ポパイとホウレンソウの関係
ポパイといえば、アメリカンコミックのキャラクターの中でもひときわ異彩を放つ人気者で、未だに知名度があります。
ホウレンソウの缶詰を取り出して食べると筋肉もりもりの男に変身するという独特の設定が印象的です。
それにしても、なぜ「ホウレンソウ」なのでしょうか? ステーキなどのお肉の方がホウレンソウよりも強くなれそうなイメージですが……
実は、ポパイが初めて登場したのは1929年「シンブル・シアター(Thimble Theatre)」という漫画で、ごくマイナーな脇役に過ぎませんでした。
何をやっても死なない不死身の設定など、脇役にありがちな極端な個性がウケて、たちまち彼は人気者になりました。

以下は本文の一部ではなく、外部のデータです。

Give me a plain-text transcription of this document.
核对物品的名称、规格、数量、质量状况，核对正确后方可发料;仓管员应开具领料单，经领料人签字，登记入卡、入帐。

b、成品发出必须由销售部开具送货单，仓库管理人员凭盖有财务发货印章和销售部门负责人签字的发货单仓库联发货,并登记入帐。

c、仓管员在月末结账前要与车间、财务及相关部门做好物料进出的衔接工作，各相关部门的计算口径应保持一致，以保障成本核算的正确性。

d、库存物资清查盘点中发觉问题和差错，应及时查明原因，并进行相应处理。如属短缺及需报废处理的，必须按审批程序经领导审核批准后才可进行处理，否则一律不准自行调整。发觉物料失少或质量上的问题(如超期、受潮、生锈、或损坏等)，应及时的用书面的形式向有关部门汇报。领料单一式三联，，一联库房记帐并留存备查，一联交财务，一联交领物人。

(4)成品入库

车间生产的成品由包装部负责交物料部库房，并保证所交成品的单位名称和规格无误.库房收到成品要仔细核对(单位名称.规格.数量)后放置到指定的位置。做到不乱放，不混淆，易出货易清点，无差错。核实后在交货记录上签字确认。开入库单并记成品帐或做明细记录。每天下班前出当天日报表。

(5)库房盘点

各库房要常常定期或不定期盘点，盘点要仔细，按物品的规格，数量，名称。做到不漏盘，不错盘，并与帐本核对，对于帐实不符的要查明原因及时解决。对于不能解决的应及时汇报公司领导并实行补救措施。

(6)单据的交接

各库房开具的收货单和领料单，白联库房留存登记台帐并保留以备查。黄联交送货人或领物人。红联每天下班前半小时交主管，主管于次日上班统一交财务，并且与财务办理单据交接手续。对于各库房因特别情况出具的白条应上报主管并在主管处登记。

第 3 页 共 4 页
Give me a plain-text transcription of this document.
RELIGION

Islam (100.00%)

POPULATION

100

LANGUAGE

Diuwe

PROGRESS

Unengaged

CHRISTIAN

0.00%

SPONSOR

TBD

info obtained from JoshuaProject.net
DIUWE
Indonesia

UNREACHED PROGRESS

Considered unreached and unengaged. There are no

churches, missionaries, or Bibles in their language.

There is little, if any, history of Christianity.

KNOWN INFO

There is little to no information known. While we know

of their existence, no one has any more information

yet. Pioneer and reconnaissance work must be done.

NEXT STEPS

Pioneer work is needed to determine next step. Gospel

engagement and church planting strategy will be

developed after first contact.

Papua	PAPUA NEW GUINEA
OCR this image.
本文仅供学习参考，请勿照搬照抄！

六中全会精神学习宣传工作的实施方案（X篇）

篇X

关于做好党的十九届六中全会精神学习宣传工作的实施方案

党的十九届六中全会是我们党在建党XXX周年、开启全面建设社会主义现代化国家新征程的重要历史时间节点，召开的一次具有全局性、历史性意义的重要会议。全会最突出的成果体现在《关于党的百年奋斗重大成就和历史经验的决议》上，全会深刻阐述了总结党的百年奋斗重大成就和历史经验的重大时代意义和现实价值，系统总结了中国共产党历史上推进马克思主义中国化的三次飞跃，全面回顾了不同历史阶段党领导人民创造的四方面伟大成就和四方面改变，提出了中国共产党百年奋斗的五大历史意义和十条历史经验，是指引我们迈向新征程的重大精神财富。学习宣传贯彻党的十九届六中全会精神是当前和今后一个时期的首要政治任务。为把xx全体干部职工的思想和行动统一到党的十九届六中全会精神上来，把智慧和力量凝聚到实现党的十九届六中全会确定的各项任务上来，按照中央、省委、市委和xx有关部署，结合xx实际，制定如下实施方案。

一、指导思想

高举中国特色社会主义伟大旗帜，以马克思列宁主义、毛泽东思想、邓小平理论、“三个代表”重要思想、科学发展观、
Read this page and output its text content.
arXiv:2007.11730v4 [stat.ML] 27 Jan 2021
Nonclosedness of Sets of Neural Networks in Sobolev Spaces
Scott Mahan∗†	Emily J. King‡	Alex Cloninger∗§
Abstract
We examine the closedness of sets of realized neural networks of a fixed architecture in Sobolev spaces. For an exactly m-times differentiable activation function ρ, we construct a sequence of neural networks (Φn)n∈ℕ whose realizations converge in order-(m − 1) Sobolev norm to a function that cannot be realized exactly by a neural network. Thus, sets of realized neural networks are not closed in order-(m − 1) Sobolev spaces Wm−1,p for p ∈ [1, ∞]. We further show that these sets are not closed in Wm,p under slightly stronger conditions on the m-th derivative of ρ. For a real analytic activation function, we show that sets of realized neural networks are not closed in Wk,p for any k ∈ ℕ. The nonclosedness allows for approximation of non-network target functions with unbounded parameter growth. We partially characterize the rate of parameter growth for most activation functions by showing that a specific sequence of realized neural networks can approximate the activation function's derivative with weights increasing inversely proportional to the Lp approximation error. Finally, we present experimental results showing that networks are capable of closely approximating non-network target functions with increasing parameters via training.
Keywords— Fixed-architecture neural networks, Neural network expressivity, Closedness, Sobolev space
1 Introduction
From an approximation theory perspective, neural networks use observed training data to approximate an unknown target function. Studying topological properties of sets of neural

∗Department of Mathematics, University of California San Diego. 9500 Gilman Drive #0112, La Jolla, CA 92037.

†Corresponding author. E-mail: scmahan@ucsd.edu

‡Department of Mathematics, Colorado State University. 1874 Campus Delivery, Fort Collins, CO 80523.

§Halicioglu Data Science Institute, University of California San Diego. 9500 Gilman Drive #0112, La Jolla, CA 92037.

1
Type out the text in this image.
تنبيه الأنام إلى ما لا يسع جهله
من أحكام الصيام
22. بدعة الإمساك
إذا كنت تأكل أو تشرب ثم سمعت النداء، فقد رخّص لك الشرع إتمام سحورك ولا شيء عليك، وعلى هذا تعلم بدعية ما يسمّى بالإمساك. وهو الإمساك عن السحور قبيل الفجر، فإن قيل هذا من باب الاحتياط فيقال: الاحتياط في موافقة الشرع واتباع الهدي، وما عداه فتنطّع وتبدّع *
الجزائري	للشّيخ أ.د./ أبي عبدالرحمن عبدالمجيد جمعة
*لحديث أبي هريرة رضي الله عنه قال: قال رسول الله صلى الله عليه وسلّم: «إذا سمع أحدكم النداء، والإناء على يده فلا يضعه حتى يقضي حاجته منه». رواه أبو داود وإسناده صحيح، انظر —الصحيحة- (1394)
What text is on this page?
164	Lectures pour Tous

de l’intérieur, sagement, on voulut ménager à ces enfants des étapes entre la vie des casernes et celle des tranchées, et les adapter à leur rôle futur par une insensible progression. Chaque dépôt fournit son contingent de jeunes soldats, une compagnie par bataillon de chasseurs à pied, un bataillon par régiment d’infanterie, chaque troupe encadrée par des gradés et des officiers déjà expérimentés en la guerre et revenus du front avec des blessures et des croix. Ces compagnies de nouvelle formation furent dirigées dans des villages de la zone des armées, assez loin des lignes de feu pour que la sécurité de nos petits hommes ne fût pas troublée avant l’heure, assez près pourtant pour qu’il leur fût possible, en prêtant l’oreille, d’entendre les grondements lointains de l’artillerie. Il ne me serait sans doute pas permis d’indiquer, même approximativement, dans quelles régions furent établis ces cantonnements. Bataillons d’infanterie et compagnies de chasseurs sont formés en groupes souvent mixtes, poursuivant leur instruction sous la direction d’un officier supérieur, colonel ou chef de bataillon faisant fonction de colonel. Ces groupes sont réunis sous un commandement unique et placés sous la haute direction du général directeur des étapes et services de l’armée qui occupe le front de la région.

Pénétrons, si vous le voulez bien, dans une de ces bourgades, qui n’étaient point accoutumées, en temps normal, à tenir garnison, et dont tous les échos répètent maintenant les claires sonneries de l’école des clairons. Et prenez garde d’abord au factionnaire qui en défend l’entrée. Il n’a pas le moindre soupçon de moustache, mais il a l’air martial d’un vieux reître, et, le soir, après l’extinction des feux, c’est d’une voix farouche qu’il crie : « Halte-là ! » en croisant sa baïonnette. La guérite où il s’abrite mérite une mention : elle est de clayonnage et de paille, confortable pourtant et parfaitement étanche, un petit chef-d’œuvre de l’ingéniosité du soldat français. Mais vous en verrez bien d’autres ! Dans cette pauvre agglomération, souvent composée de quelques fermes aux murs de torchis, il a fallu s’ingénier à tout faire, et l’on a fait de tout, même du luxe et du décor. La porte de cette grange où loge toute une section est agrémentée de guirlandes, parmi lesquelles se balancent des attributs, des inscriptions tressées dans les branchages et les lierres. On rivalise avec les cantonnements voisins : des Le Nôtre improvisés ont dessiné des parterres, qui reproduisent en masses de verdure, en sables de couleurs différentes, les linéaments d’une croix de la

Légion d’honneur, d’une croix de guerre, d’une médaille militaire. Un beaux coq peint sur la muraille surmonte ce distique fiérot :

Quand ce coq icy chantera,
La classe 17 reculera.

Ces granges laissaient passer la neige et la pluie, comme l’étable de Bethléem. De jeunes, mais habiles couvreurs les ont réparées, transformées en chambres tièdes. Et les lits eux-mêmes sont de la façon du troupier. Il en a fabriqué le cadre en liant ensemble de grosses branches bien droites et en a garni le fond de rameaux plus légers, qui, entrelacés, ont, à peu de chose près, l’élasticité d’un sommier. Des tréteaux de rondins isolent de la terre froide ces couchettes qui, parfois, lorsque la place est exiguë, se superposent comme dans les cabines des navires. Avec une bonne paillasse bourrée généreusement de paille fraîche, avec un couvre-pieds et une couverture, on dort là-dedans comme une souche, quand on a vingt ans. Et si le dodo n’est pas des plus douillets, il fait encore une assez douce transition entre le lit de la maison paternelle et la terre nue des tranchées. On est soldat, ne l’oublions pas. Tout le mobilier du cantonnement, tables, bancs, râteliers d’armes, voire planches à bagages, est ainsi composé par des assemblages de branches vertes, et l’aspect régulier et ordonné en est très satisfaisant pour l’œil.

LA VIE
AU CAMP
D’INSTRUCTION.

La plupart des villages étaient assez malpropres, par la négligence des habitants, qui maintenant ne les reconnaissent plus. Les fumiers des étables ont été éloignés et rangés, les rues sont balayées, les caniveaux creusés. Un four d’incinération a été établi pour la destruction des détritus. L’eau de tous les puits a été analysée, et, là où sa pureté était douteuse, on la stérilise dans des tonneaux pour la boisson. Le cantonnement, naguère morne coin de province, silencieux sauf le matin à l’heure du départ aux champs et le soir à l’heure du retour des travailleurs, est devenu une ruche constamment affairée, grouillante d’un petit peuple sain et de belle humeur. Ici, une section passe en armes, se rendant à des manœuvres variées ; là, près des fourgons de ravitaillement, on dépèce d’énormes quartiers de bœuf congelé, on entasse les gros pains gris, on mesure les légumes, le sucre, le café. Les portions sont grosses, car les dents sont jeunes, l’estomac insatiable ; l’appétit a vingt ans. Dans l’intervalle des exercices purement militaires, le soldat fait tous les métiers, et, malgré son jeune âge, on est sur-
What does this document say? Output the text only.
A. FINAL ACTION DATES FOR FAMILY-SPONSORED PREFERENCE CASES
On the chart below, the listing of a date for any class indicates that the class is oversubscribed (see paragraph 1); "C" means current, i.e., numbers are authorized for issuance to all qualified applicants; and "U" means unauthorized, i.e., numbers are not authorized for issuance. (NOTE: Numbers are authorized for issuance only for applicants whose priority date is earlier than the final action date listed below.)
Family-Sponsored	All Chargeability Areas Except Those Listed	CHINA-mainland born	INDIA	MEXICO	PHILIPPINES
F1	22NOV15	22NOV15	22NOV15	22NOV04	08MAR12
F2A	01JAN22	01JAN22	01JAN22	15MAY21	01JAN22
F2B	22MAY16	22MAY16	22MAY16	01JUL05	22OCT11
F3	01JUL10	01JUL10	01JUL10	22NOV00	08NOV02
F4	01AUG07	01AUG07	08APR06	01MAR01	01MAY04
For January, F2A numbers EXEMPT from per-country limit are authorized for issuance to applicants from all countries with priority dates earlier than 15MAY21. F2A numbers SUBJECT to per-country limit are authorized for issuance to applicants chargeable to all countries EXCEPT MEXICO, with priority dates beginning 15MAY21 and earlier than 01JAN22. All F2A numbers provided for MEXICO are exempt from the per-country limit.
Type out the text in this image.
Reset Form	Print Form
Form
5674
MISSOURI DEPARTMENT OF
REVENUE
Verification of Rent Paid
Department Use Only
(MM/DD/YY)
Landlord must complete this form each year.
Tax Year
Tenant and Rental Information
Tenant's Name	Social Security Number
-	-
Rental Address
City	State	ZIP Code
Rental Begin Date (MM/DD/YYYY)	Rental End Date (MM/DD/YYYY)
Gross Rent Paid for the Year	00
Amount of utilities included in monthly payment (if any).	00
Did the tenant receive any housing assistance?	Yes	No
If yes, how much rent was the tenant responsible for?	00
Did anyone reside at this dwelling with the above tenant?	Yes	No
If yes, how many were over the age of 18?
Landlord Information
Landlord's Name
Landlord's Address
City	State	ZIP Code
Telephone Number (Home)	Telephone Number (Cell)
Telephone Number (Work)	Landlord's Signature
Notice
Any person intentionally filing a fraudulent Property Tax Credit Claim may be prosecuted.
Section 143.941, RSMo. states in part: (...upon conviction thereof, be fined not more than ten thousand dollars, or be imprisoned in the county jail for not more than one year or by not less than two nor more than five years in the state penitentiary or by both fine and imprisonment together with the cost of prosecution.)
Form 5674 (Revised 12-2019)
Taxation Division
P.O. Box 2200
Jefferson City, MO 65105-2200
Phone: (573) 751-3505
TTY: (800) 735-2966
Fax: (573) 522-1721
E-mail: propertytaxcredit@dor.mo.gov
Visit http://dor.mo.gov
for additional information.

ポパイの超人的な能力は当初、別の要因で発現したことになっています。ホウレンソウの缶詰は後付けで、現代人が持つイメージはアニメ化されてからのものです。
ポパイ初のアニメーション作品は、1933年にフライシャー・スタジオが制作しました。兄のマックス・フライシャーがプロデューサー、弟のデイブ・フライシャーが監督を務めました。
彼らは、のちに大量のポパイアニメを作りますが、作品の小道具として積極的にホウレンソウの缶詰を使っていきます。
ポパイに強さを与えるためにホウレンソウを選んだ理由は定かではありません。一説によると、ホウレンソウに含まれる鉄分の含有量が多かったため、それを食せば強靭が体になるから、と考えたからだそうです。
しかしフライシャーの認識には誤りがあり、当時の科学者の文献にあった数値の10倍を見積もっていたとか。
いずれにせよ、ポパイがホウレンソウの缶詰を食べると強くなるという設定は、原作者であるE.C.シーガーも漫画版で使い、その相互作用によって確固たる個性となったのです。
ポパイの肖像は早い段階で様々な食品や製品の宣伝に使われ、今で言うメディアミックスの先駆けとして、大々的に展開されました。
その後、原作者が亡くなったあともポパイというキャラクターはあらゆる場面で作品化、商品化されていきます。ポパイが人気者になってからホウレンソウの売り上げが33%増加したという統計記録もあります。
ポパイというキャラクターは米国のベジタリアン連合が「宣伝キャラ」として作った、という逸話がありますが、海外の情報を探しても証拠を見つけることはできません。
それは、戦前から続く長いポパイの歴史が生んだ、一種の都市伝説なのかもしれません。